Consumers can subscribe to these NATS topics to receive real-time updates about database changes. This enables applications and microservices to react to data changes as they occur.
Testing Our Setup
If we set everything correctly when we perform actions on our PostgreSQL, we can see that any changes to the accounts table will be sent to NATS.
$ psql -h 127.0.0.1 -U glassflowuser -d glassflowdb
glassflowdb=# INSERT INTO "public"."accounts" ("username", "password", "email", "created_on")

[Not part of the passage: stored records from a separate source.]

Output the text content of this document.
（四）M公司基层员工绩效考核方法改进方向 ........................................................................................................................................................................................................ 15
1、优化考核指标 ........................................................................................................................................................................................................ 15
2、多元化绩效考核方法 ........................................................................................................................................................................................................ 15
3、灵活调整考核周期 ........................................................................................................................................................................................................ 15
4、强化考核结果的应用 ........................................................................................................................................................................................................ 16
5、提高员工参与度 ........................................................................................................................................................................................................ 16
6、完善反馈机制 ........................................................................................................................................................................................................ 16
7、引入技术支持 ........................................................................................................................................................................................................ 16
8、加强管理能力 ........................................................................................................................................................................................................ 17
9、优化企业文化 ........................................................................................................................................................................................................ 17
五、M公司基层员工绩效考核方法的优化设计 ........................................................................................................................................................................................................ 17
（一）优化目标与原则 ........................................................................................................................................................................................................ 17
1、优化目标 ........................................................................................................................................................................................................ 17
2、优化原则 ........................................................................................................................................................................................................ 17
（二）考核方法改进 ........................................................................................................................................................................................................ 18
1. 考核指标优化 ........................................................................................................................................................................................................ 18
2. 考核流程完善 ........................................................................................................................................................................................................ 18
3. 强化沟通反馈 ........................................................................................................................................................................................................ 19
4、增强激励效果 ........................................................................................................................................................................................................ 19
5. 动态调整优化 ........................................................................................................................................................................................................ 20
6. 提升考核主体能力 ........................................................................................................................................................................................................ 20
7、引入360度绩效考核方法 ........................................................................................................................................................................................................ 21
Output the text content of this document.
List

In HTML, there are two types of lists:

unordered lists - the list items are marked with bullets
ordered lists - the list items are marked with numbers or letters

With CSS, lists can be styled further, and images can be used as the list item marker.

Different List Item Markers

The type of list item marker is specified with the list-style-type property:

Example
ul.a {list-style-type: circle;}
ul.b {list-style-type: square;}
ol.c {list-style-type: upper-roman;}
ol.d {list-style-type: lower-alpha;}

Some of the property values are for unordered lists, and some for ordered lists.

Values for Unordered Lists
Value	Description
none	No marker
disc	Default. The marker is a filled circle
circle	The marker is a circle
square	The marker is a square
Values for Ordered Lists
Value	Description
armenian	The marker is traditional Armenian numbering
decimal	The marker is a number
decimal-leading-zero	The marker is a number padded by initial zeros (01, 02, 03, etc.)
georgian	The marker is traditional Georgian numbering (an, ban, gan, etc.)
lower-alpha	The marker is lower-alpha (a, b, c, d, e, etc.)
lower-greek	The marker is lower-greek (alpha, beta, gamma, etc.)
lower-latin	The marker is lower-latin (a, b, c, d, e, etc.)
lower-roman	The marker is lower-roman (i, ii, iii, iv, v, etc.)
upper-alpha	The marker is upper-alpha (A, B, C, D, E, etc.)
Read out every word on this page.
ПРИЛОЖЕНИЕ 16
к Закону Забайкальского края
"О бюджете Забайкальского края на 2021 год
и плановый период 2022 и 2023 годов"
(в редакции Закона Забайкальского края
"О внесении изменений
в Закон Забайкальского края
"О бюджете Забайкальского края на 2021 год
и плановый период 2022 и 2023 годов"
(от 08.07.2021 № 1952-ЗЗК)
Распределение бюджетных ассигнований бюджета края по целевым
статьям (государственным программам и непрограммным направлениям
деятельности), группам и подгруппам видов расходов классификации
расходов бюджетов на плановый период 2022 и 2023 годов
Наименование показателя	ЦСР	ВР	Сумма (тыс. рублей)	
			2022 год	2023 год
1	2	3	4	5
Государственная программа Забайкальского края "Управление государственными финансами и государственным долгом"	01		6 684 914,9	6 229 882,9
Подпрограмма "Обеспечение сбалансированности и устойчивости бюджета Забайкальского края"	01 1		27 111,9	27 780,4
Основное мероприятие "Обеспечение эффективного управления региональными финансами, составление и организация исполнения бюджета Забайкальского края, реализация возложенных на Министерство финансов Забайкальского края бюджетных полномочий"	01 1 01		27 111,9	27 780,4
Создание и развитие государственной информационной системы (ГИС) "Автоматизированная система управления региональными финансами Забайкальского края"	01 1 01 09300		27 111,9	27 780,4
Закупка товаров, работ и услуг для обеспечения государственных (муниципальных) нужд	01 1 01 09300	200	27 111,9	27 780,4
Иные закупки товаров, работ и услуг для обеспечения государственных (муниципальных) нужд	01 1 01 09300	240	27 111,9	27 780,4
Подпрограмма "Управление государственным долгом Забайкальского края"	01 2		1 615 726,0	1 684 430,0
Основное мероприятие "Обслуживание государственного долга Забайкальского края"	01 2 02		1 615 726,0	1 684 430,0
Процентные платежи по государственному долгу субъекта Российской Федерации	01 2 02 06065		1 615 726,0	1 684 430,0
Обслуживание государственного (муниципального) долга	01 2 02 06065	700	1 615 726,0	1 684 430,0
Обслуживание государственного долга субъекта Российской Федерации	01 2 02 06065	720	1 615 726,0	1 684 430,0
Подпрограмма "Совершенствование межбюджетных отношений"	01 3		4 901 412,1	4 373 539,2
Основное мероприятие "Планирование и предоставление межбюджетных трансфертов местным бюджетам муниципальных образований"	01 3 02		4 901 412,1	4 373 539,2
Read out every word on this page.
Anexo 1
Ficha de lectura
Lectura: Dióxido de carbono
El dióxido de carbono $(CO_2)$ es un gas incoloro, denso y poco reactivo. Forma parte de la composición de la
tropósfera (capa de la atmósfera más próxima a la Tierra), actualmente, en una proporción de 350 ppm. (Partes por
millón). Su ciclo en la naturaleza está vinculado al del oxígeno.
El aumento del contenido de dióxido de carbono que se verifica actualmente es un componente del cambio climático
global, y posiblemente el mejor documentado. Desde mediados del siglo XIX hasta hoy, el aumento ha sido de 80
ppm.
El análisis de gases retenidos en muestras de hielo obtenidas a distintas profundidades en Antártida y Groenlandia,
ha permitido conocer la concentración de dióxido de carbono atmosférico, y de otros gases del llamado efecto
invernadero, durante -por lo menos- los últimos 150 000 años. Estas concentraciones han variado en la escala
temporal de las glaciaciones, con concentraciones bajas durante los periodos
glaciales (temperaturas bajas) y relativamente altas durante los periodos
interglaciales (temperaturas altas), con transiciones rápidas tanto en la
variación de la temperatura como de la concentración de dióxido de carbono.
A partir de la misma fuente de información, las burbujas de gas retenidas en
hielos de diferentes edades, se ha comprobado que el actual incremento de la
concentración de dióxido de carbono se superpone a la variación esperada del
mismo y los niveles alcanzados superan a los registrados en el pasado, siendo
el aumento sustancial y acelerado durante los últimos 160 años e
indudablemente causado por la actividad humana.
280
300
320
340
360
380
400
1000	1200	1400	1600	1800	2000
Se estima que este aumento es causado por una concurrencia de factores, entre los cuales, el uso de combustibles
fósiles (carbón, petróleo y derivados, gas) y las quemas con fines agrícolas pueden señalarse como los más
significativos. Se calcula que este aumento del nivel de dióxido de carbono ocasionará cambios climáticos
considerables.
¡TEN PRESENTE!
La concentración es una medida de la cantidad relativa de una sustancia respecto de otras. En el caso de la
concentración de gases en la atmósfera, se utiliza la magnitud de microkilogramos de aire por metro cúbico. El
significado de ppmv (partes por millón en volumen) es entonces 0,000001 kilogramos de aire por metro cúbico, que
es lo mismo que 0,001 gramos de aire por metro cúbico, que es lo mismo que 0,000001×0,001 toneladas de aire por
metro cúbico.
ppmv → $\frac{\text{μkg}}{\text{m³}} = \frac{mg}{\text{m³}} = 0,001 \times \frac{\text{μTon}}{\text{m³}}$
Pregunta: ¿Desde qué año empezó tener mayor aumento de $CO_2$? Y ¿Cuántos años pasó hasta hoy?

VALUES ('user2', 'beseeingya', 'user2@email.com', NOW());
glassflowdb=# DELETE FROM accounts WHERE username = 'user3';
When we create a consumer, we can see all the events sent by Debezium.
$ nats consumer add DebeziumStream viewer --ephemeral --pull --defaults > /dev/null
$ nats consumer next --raw --count 100 DebeziumStream viewer | jq -r '.payload'
{
"before": null,
"after": {
"user_id": 4,
"username": "user2",
"password": "beseeingya",
"email": "user2@email.com",
"created_on": 1700505308855573,
"last_login": null
},
"source": {
"version": "2.2.0.Alpha3",
"connector": "postgresql",
"name": "glassflowtopic",
"ts_ms": 1700505308860,
"snapshot": "false",
"db": "glassflowdb",
"sequence": "[\"26589096\",\"26597648\"]",
"schema": "public",
"table": "accounts",
"txId": 742,
"lsn": 26597648,
"xmin": null
},
"op": "c",
"ts_ms": 1700505309220,
"transaction": null
}
{
"before": {
"user_id": 3,
"username": "",
"password": "",
"email": "",
"created_on": 0,
"last_login": null
},
"after": null,
"source": {
"version": "2.2.0.Alpha3",
"connector": "postgresql",
"name": "glassflowtopic",
"ts_ms": 1700505331733,
"snapshot": "false",
"db": "glassflowdb",
"sequence": "[\"26598656\",\"26598712\"]",
"schema": "public",
"table": "accounts",
"txId": 743,
"lsn": 26598712,
"xmin": null
},
"op": "d",
"ts_ms": 1700505331751,
"transaction": null
}
Why It Matters
Integrating Debezium with PostgreSQL and NATS for change data capture (CDC) is a fundamental building block in constructing advanced, real-time data pipelines. Once you have set this up, it opens up a plethora of possibilities for further data utilization and integration across various systems and applications. For example, the change events captured from the database can be seamlessly streamed to a data lake, enabling organizations to aggregate vast amounts of data in a centralized repository for complex analysis and machine learning purposes. These data streams can also be directly fed into analytics dashboards, providing real-time insights and decision-making capabilities. This can be particularly useful for monitoring key metrics, detecting anomalies, or understanding user behavior in near real-time. Furthermore, the system can be extended to trigger automated workflows in response to specific data changes, such as sending notifications or updating other systems. The flexibility and scalability of this setup make it an ideal foundation for building comprehensive and responsive data-driven ecosystems, catering to a wide range of use cases from business intelligence to operational monitoring.
Conclusions
Synchronizing data across microservices can be a complex task, but the combination of PostgreSQL, Debezium, and Nats offers a robust solution. This setup ensures real-time data consistency across services and maintains the principles of microservices architecture. By leveraging these technologies, we can build scalable, resilient, and efficient systems that meet the demands of modern application development.
Remember, this guide is a starting point. Depending on your specific requirements, further customization and configuration might be necessary.